"Es macht keinen Sinn, die Stromnetze für den Pfingstmontag auszulegen"
Die mehr als 20 Jahre alten Regeln für den Strommarkt müssen neu geschrieben werden. „Wir stehen mitten in der größten Transformation, die der Energiesektor je gesehen hat“, sagte Michael Strugl, Präsident der Branchenvertretung „Oesterreichs Energie“, am Freitag vor Journalisten. Bis 2040 solle ungefähr doppelt so viel Strom erzeugt werden wie bisher, aufgrund der wetterbedingten Schwankungen müssten die Erzeugungskapazitäten dafür sogar verdreifacht werden.
Die E-Wirtschaft schätzt die Kosten in Österreich bis zum Jahr 2030 auf 60 Milliarden Euro, wobei die Hälfte auf den Netzausbau entfällt. Die Rahmenbedingungen dafür sollen im Elektrizitätswirtschaftsgesetz (ElWG) geschaffen werden, mit dem ein koordinierter Ausbau ermöglicht und die EU-Strombinnenmarktrichtlinie umgesetzt werden soll. Österreich ist hier bereits säumig. Das ElWG „muss noch in dieser Legislaturperiode beschlossen werden“, sagte Strugl, ansonsten würde für die Umsetzung wohl mindestens ein Jahr verloren gehen.
Bereits jetzt können die Netze in Phasen der hohen Erneuerbaren-Produktion bei gleichzeitig niedrigem Verbrauch phasenweise nicht den gesamten Strom aufnehmen. Das ElWG sieht die Möglichkeit vor, die Einspeisung befristet zu drosseln, die E-Wirtschaft fordert das aber dauerhaft.
„Es macht keinen Sinn, die Netze für den Pfingstmontag auszulegen“, also für Feiertage mit niedrigem Verbrauch und vielen Sonnenstunden, sagte Barbara Schmidt. „Wir bauen ja auch die Autobahnen nicht für den Urlauberwechsel im Juli und August aus“, argumentiert die Generalsekretärin von Oesterreichs Energie.
Bei einer Drosselung auf 70 Prozent während der Mittagsstunden im Sommer würden laut Oesterreichs Energie nur fünf Prozent der Strommenge verloren gehen.
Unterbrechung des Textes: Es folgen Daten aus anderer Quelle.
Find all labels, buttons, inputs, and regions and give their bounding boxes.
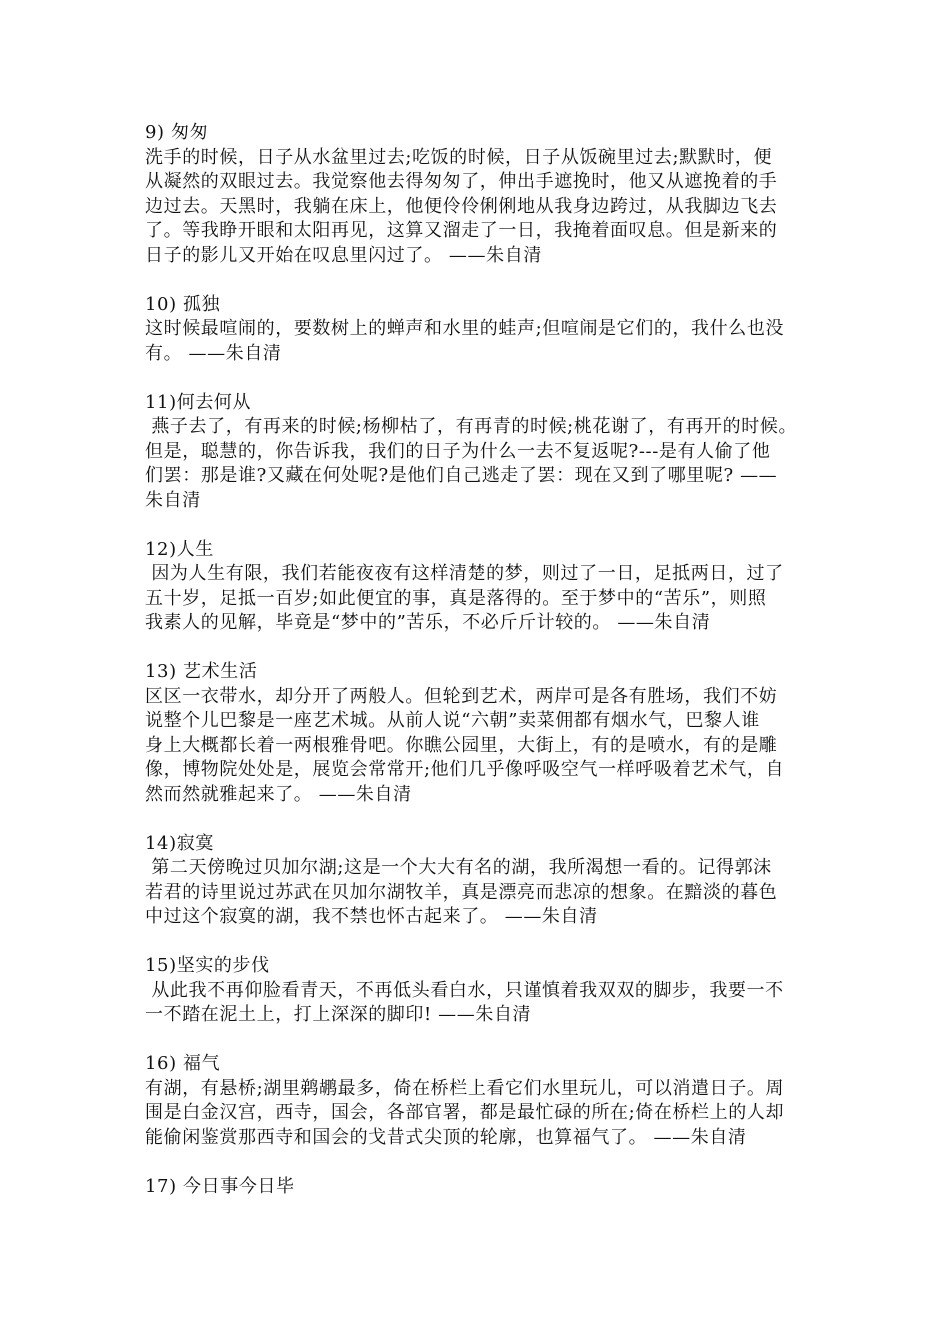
section-16 (145, 1052, 825, 1150)
paragraph-line: 一不踏在泥土上，打上深深的脚印! ——朱自清 (145, 1004, 532, 1025)
paragraph-line: 这时候最喧闹的，要数树上的蝉声和水里的蛙声;但喧闹是它们的，我什么也没 (145, 318, 785, 339)
paragraph-line: 燕子去了，有再来的时候;杨柳枯了，有再青的时候;桃花谢了，有再开的时候。 (145, 416, 798, 437)
paragraph-line: 有。 ——朱自清 (145, 342, 282, 364)
paragraph-line: 但是，聪慧的，你告诉我，我们的日子为什么一去不复返呢?---是有人偷了他 (145, 440, 771, 462)
section-heading: 16) 福气 (145, 1053, 221, 1074)
section-heading: 12)人生 (145, 538, 214, 560)
paragraph-line: 五十岁，足抵一百岁;如此便宜的事，真是落得的。至于梦中的“苦乐”，则照 (145, 587, 767, 609)
section-heading: 9) 匆匆 (145, 122, 209, 143)
section-9 (145, 121, 825, 268)
section-heading: 11)何去何从 (145, 391, 252, 413)
section-heading: 14)寂寞 (145, 832, 214, 854)
section-13 (145, 660, 825, 807)
paragraph-line: 日子的影儿又开始在叹息里闪过了。 ——朱自清 (145, 244, 542, 266)
section-11 (145, 391, 825, 514)
section-12 (145, 538, 825, 636)
paragraph-line: 边过去。天黑时，我躺在床上，他便伶伶俐俐地从我身边跨过，从我脚边飞去 (145, 195, 778, 217)
paragraph-line: 像，博物院处处是，展览会常常开;他们几乎像呼吸空气一样呼吸着艺术气，自 (145, 759, 785, 780)
paragraph-line: 然而然就雅起来了。 ——朱自清 (145, 783, 412, 805)
section-10 (145, 293, 825, 367)
section-15 (145, 954, 825, 1028)
paragraph-line: 中过这个寂寞的湖，我不禁也怀古起来了。 ——朱自清 (145, 906, 598, 927)
paragraph-line: 从此我不再仰脸看青天，不再低头看白水，只谨慎着我双双的脚步，我要一不 (145, 979, 784, 1001)
section-heading: 10) 孤独 (145, 293, 221, 315)
paragraph-line: 有湖，有悬桥;湖里鹈鹕最多，倚在桥栏上看它们水里玩儿，可以消遣日子。周 (145, 1077, 785, 1099)
paragraph-line: 区区一衣带水，却分开了两般人。但轮到艺术，两岸可是各有胜场，我们不妨 (145, 685, 778, 707)
section-14 (145, 832, 825, 930)
document-page (145, 121, 825, 1224)
section-heading: 15)坚实的步伐 (145, 955, 270, 976)
section-17 (145, 1175, 825, 1200)
paragraph-line: 若君的诗里说过苏武在贝加尔湖牧羊，真是漂亮而悲凉的想象。在黯淡的暮色 (145, 881, 778, 903)
paragraph-line: 第二天傍晚过贝加尔湖;这是一个大大有名的湖，我所渴想一看的。记得郭沫 (145, 857, 772, 878)
paragraph-line: 我素人的见解，毕竟是“梦中的”苦乐，不必斤斤计较的。 ——朱自清 (145, 612, 711, 633)
paragraph-line: 们罢：那是谁?又藏在何处呢?是他们自己逃走了罢：现在又到了哪里呢? —— (145, 465, 778, 486)
paragraph-line: 围是白金汉宫，西寺，国会，各部官署，都是最忙碌的所在;倚在桥栏上的人却 (145, 1102, 785, 1123)
paragraph-line: 身上大概都长着一两根雅骨吧。你瞧公园里，大街上，有的是喷水，有的是雕 (145, 734, 778, 756)
paragraph-line: 说整个儿巴黎是一座艺术城。从前人说“六朝”卖菜佣都有烟水气，巴黎人谁 (145, 710, 760, 731)
paragraph-line: 了。等我睁开眼和太阳再见，这算又溜走了一日，我掩着面叹息。但是新来的 (145, 220, 778, 241)
paragraph-line: 从凝然的双眼过去。我觉察他去得匆匆了，伸出手遮挽时，他又从遮挽着的手 (145, 171, 778, 192)
paragraph-line: 洗手的时候，日子从水盆里过去;吃饭的时候，日子从饭碗里过去;默默时，便 (145, 146, 773, 168)
section-heading: 13) 艺术生活 (145, 661, 258, 682)
paragraph-line: 能偷闲鉴赏那西寺和国会的戈昔式尖顶的轮廓，也算福气了。 ——朱自清 (145, 1126, 747, 1148)
paragraph-line: 朱自清 (145, 489, 201, 511)
paragraph-line: 因为人生有限，我们若能夜夜有这样清楚的梦，则过了一日，足抵两日，过了 (145, 563, 784, 584)
section-heading: 17) 今日事今日毕 (145, 1175, 295, 1197)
In das gleiche Netz könnten dann aber mehr PV-Anlagen integriert werden, die über das gesamte Jahr deutlich mehr Strom erzeugen. Auch die Anschaffung privater Stromspeicher würde dadurch interessanter, die Haushalte wären also „netzdienlicher“.
Speicher und Elektrolyseure zur Wasserstoffherstellung sollen laut dem ElWG-Entwurf von Netzentgelten befreit werden, wenn sie netzdienlich zum Einsatz kommen. Strugl hält diese Regelung für aufwendig und nicht praktikabel, weil das im Einzelfall geprüft werden müsste – was den benötigten Ausbau der Speicher bremsen würde.
Smart Meter und Preise
Ein weiterer Kritikpunkt betrifft die Smart Meter, die bis Jahresende bei 95 Prozent der Haushalte installiert sein sollen. Diese digitalen Stromzähler übermitteln die Verbrauchsdaten bei den allermeisten Konsumenten ein Mal täglich. Laut ElWG-Entwurf soll die Übermittlung standardmäßig im Viertelstundentakt erfolgen, eine Option, von der bisher etwa 11 Prozent der Haushalte Gebrauch machen. Die Stromwirtschaft wünscht sich eine schrittweise Umsetzung, um zu vermeiden, dass die Datenmenge die dafür nicht ausgelegten Stromnetze überlastet.
Keine Einigung gibt es bisher bei den Regeln zur Tarifanpassung. Oesterreichs Energie ist dazu Teil einer Arbeitsgruppe, unter anderem mit Konsumentenvertretern.
Einen Konsens zu finden ist wichtig, weil das ElWG eine Zweidrittelmehrheit braucht, also die Zustimmung von FPÖ oder SPÖ.